3. Reorganize the entire HTML page.
When opening an HTML page, the pictures in the page, the animation is html tag: src = "http://www.swau.edu.cn/Image/Picture.gif" references pictures, animations, some pages, some pages Used the frame, there is a label such as SRC = "Login.html". The browser issues a request message to the server actually requested the current page. The other on the page will be sent by SRC. You must send a request message separately, which is why we have discovered in the image or other link when we visited some pages. The reason why the page is not displayed but other content is still displayed (because all the contents of the page are issued by a request message, then anything is wrong to represent the entire server response packet error).

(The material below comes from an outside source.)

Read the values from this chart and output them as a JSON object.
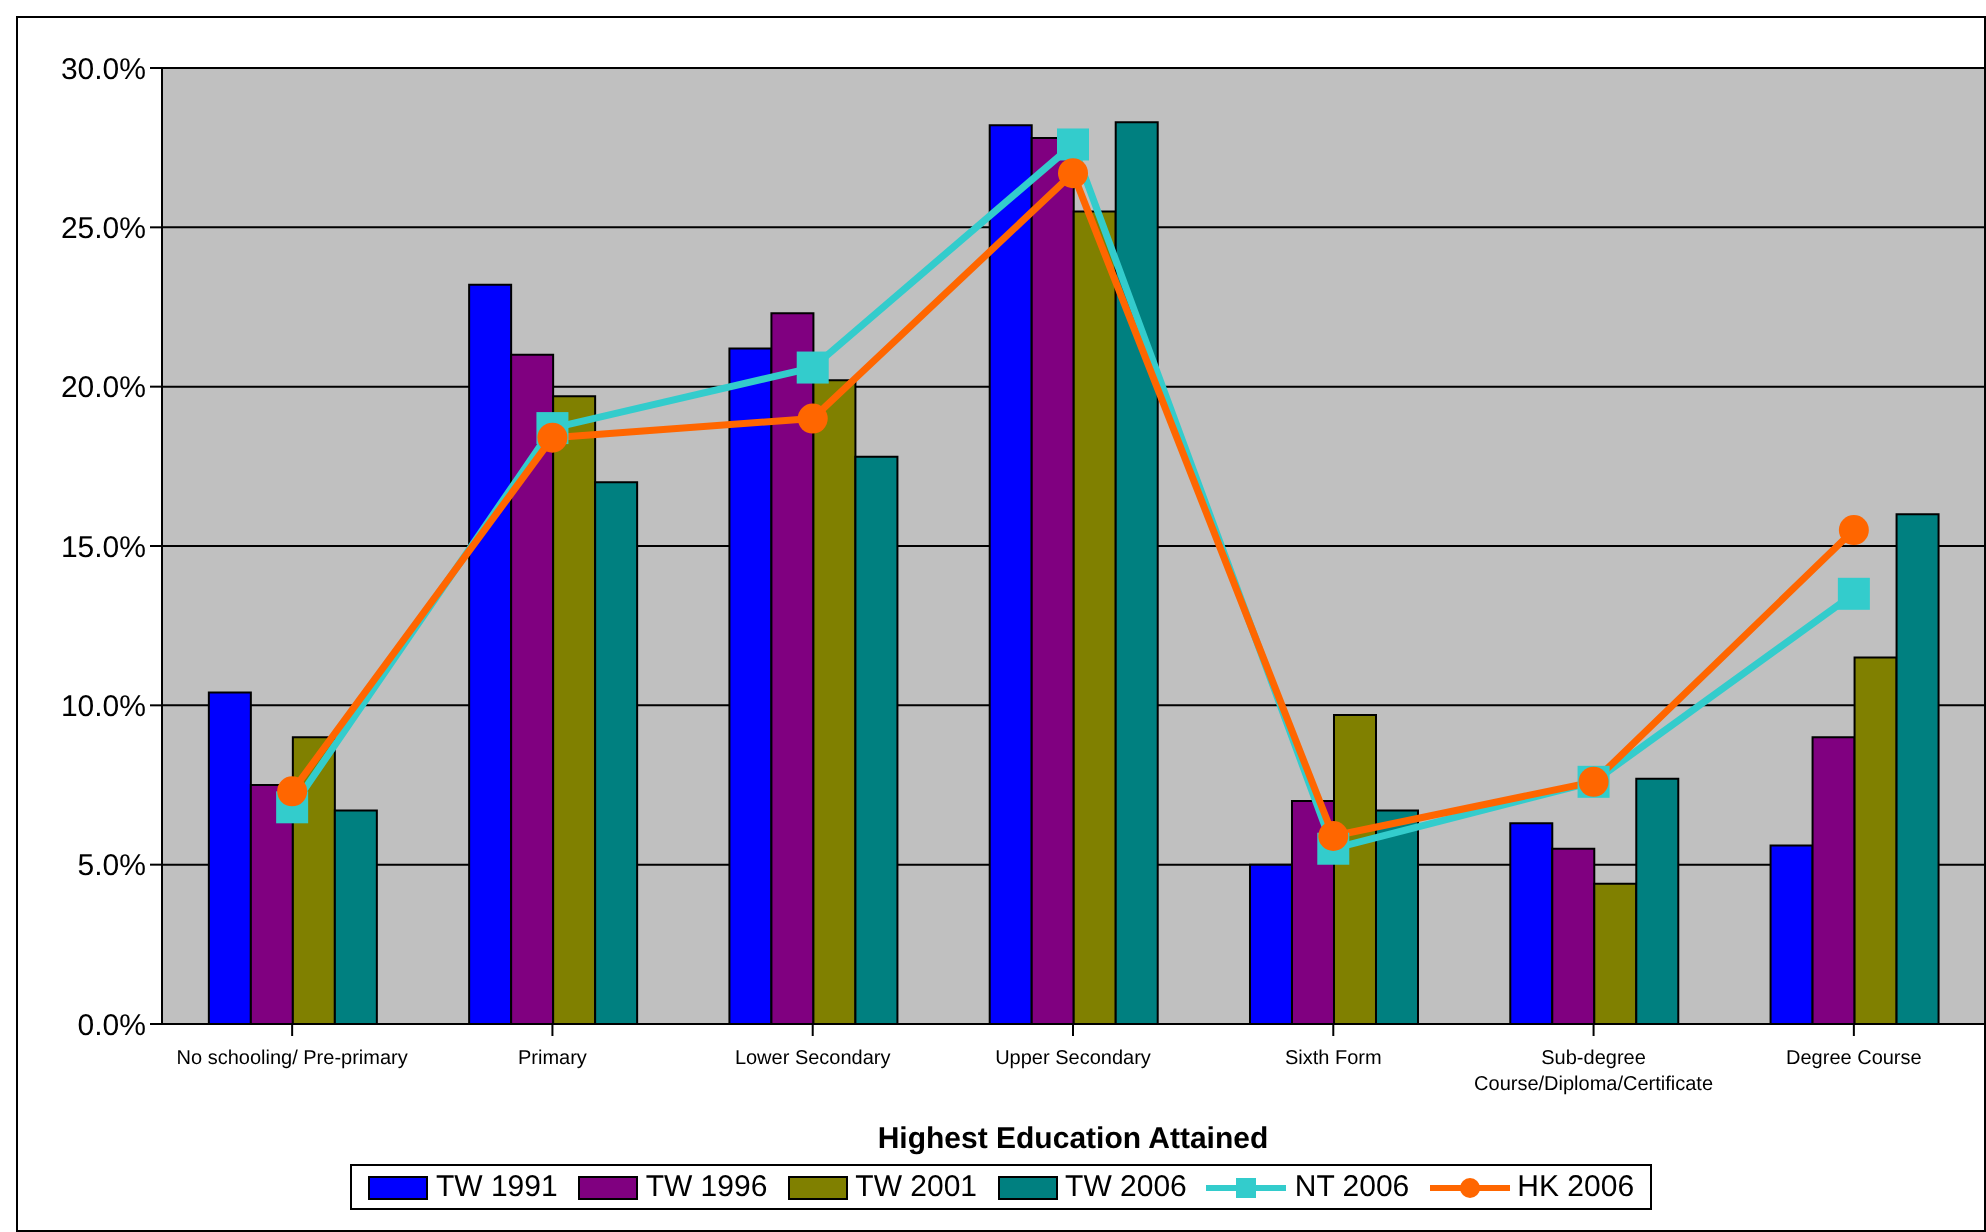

Select the HTML page to be reorganized. Find the file name and file type extension of all SRC content according to the HTML tab, enumerate all the request packets currently received for the SRC content, if yes, The server response message of the request message recombinant, and then put all SRCs in the same directory after the reorganization, and then point all SRC tags of the source HTML page to the local recombination content file, the entire HTML page recombination is completed.